La tension a sensiblement augmenté dans la campagne ces derniers jours. Et les questions fondamentales, comme la mondialisation, l'Union européenne et sa monnaie, sont désormais au coeur du débat entre Emmanuel Macron et Marine Le Pen , notamment depuis leur venue au chevet de l'usine Whirlpool à Amiens , dont l'activité doit être délocalisée en Pologne. Marine Le Pen dénonce la « mondialisation sauvage » et propose des solutions radicales, en matière de protectionnisme et de politique européenne. Les deux candidats défendent deux positions totalement opposées sur ces questions. 


Mais depuis quelques jours, sur la sortie de l'euro , la candidate du FN louvoie de plus en plus et semble mettre de l'eau dans son vin. On la comprend : seuls 28% des Français sont prêts à revenir au franc, selon un sondage réalisé par Elabe pour « Les Echos » de début mars. Mardi, sur TF1, la candidate du Front national a expliqué avoir « entendu les inquiétudes » des Français. Elle a rappelé son intention de demander leur avis aux Français via un référendum. « Je prends l'engagement de respecter leur vote », a-t-elle promis. Elle a même déclaré ce jour-là ne pas être « une adversaire de l'Europe. Je me sens européenne », a-t-elle ajouté. L'objectif est clair  : rassurer les Français.

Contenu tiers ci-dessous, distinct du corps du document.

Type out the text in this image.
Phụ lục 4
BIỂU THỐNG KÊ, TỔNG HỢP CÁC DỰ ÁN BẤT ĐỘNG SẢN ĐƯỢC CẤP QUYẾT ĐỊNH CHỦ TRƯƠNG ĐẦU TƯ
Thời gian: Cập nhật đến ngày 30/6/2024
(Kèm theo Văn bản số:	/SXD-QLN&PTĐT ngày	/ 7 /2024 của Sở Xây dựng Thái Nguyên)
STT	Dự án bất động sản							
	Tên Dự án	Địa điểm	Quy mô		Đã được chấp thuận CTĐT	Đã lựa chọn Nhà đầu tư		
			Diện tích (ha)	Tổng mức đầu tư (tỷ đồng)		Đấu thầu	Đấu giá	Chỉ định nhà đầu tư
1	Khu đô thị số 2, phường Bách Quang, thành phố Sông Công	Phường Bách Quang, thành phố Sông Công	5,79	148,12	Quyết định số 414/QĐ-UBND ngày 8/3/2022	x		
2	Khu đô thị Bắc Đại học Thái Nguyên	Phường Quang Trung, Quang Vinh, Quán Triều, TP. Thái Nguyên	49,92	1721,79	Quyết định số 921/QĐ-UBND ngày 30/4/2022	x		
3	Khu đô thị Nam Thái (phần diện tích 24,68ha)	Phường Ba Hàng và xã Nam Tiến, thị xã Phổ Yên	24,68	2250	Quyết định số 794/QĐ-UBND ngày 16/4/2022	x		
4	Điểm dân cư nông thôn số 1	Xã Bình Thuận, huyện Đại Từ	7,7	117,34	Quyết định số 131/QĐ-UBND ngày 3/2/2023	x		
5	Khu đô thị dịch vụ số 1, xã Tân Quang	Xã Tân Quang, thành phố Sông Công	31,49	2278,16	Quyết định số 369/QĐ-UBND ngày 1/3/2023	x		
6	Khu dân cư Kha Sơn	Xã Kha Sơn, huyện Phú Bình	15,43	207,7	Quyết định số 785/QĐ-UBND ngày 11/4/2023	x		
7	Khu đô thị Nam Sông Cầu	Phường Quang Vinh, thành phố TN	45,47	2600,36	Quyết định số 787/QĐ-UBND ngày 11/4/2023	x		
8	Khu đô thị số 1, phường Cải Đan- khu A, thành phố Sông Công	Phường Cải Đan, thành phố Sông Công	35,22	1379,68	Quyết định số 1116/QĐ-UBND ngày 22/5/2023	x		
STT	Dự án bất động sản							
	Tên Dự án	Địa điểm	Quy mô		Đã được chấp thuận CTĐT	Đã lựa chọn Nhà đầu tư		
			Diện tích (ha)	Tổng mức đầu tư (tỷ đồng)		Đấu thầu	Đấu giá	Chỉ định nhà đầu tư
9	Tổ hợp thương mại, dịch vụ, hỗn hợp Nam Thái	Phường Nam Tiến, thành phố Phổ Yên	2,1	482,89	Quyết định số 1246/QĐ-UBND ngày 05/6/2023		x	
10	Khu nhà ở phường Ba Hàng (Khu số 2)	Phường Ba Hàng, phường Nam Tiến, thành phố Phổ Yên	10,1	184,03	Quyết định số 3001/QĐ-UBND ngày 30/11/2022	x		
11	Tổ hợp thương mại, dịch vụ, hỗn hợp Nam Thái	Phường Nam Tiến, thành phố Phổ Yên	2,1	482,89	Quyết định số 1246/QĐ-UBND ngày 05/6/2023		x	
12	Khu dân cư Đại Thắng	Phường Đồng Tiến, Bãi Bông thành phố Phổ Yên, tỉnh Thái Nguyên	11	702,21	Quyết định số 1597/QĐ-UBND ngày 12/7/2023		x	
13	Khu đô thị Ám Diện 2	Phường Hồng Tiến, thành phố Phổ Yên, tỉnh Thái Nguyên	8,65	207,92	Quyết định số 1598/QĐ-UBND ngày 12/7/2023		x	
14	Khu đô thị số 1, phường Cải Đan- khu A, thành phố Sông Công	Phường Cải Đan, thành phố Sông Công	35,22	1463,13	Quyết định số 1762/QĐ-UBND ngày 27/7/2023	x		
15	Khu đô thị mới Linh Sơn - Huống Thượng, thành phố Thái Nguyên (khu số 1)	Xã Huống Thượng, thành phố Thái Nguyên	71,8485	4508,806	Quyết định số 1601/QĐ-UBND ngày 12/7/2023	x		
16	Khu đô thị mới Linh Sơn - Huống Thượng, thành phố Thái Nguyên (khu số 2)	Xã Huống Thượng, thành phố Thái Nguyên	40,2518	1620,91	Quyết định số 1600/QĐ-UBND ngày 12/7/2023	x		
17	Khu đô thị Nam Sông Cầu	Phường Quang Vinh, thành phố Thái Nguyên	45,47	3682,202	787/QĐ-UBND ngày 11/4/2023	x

« Une négociation qui pourraient « durer deux ans »

Marion Maréchal-Le Pen tente elle aussi d'adoucir le discours. « Nous avons entendu l'inquiétude des Français sur la sortie de l'euro. C'est pour cela que je dis aux Français que nous ne ferons rien sans eux », a-t-elle affirmé ce jeudi sur RTL. L'élue du Vaucluse va plus loin en parlant d'une négociation avec les partenaires européens qui pourrait « durer deux ans dans le meilleur des cas ». Le FN ne mentionnait que six mois auparavant. « On reviendra ensuite devant les Français, ils ne seront pas mis devant le fait accompli », a ajouté celle qui n'a jamais été favorable à la mise en avant de la sortie de l'euro dans le programme.

Même Florian Philippot, le plus ardent défenseur de la sortie de l'euro, évite désormais de le proclamer aussi nettement. « On veut une Europe mais pas celle qui empêche d'agir », a-t-il avancé jeudi sur France Inter.

« Un repoussoir immense »

Cette tentation de polir les aspérités du projet du FN n'est pas sans poser quelques problèmes. « Cela fait quelques semaines qu'elle est tiraillée sur cette question européenne. Son programme ne tient que par le retour des frontières et donc une sortie de l'Europe, et en même temps ce parti pris constitue un repoussoir immense notamment vis-à-vis de l'électorat âgé », pointe Chloé Morin, directrice de l'Observatoire de l'opinion à la Fondation Jean Jaurès. 

Marine Le Pen l'a plusieurs fois admis durant cette campagne  : la sortie de l'Union européenne est le pilier de son projet. Sans elle, tout s'effondre. Début mars, au cours d'un petit déjeuner avec des chefs d'entreprises, elle n'en avait pas fait mystère : « Si je ne sors pas de l'UE, je ne peux pas mettre en oeuvre 70 % de mon programme ». Pas de taxe sur les importations, pas d'expulsion d'immigrés intra-européens et pas de préférence nationale.

Un cruel dilemme

Pour la candidate d'extrême-droite, c'est un cruel dilemme. Sa radicalité et ses propos anti-européens lui ont permis d'atteindre son score au premier tour . Mais en même temps, ils ont été son boulet. D'abord parce que la candidate aurait probablement attiré plus de vote au premier tour sans cette rhétorique anti-euro. Ensuite parce qu'au second tour, ils sont un sérieux frein pour séduire de nouveaux électeurs. Les Français comptent parmi les plus gros épargnants d'Europe et, craignant une dévaluation de leur patrimoine, ils sont massivement opposés à une sortie de l'euro. Marine Le Pen doit donc les rassurer sur ce sujet.

Mais sans sortie de l'Union européenne - et donc de l'euro -, le programme de rupture complète de la candidate n'est pas crédible. Avec, il est dangereux et les Français le savent. C'est l'équation impossible de Marine Le Pen au second tour.